Dans cette assemblée, durant ce débat, j’ai entendu à maintes reprises la plupart des orateurs faire état de leur souci écologique. Je me réjouis de cette prise de conscience et de ces positions. Il faut dire que c’est un plaisir d’être écologiste au Sénat ! (Sourires.)
Tous les intervenants de la journée se sont montrés particulièrement attentifs aux problèmes d’environnement. Philippe Richert, dans la première partie de son intervention, a fait une plaidoirie très écologiste ! Jean-François Le Grand a même parlé de « dumping environnemental ». C’est formidable ! Plus écologiste que moi, tu meurs ! (Nouveaux sourires.)

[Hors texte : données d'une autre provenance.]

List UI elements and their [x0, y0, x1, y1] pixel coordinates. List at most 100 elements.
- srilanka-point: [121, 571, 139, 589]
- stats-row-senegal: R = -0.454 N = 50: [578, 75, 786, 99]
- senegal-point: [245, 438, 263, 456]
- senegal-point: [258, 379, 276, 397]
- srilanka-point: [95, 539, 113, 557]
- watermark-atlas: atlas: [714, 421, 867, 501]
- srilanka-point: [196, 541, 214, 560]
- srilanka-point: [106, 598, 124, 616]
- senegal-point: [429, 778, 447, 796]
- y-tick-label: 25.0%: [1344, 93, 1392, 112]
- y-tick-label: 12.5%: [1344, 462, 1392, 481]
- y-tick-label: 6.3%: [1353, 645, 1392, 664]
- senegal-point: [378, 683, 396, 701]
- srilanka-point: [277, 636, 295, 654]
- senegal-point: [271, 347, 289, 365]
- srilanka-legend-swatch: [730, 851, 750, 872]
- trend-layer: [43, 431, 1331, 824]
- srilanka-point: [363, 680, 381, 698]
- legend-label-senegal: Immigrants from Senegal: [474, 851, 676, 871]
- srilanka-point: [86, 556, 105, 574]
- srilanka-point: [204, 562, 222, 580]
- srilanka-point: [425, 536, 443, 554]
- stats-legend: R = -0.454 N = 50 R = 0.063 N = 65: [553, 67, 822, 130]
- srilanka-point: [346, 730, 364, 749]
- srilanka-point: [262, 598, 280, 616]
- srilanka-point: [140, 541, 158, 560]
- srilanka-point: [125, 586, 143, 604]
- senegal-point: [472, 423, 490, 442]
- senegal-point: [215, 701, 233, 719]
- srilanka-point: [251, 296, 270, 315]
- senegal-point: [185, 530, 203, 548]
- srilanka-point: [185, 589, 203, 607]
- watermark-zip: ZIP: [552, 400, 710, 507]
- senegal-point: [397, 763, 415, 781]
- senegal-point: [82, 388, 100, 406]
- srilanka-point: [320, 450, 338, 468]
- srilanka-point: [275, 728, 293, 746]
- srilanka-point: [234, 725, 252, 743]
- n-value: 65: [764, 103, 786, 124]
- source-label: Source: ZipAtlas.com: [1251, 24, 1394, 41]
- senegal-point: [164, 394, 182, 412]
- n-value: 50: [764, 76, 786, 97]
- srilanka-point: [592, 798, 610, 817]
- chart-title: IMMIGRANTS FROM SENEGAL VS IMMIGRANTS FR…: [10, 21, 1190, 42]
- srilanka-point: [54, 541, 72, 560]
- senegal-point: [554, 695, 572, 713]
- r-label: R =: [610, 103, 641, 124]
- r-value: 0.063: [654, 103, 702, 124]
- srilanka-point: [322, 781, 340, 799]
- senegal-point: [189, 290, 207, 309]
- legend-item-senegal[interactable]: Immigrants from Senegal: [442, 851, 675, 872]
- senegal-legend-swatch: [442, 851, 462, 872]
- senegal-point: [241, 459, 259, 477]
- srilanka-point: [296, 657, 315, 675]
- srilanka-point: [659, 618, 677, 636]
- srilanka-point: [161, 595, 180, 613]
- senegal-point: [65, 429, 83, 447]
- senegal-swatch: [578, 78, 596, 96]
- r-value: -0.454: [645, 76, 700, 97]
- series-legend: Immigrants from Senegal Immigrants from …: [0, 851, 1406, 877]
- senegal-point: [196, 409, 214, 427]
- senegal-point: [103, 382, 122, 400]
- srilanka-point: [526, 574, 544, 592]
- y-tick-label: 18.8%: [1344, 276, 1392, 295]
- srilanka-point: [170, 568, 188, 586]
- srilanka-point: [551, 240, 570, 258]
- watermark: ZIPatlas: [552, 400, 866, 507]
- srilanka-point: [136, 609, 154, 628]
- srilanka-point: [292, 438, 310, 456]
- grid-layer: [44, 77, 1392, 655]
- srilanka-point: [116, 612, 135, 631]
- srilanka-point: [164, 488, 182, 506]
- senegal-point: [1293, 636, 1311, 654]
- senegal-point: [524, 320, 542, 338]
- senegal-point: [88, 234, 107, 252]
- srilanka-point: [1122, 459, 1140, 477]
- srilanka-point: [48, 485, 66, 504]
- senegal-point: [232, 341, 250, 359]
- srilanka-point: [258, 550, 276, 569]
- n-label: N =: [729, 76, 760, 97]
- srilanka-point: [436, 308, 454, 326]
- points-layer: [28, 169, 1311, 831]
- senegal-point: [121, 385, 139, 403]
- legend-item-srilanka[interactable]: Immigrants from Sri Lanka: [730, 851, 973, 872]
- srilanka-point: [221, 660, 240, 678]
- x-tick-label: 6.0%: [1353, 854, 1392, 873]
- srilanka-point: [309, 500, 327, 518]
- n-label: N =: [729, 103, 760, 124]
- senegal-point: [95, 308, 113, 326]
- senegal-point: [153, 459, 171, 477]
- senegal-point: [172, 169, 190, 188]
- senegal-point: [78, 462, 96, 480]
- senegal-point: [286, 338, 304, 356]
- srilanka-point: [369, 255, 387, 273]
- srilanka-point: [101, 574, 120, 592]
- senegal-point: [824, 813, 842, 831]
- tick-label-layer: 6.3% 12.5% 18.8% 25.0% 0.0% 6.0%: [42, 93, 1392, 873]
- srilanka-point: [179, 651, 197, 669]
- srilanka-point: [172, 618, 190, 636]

Je ne savais pas le Sénat si écologiste !
M. Bruno Sido, rapporteur. Si !
M. Jean Desessard. Ce doit être pour cette raison que les Verts, jusqu’à présent, n’étaient pas représentés dans cette assemblée !
M. Bruno Sido, rapporteur. Ce n’était pas la peine ! (Rires.)
M. Jean Desessard. En réalité, si nous nous accordons sur le diagnostic à poser, ce qui est la preuve soit que nous sommes lucides soit que la situation est devenue particulièrement alarmante, nous divergeons sur le remède à apporter.
Mme Nicole Bricq. Et comment !
M. Jean Desessard. La situation ne nécessite plus seulement des déclarations d’intention, qui sont fort bien formulées d’ailleurs, mais des actes décisifs. Je pense en particulier à la modification des pratiques économiques nuisibles responsables des pollutions.
Monsieur le ministre, je salue votre volonté d’adapter la législation française aux directives européennes. Le présent projet de loi présente des avancées intéressantes, mais il est dommage que n’y soit pas abordé le problème central de la pollution agricole : l’activité agricole produit 74 % des nitrates et 90 % des pesticides. Il ne s’agit pas d’accabler les agriculteurs, mais de dénoncer un mode d’agriculture polluant. Ce projet de loi aurait été plus crédible s’il avait institué une taxe sur les nitrates !
Il n’est pas trop tard et nous sommes là pour vous aider à élaborer une loi efficace et juste. Nous y sommes prêts, et nous espérons que nos amendements seront adoptés !
(Applaudissements sur les travées du groupe socialiste et du groupe CRC.)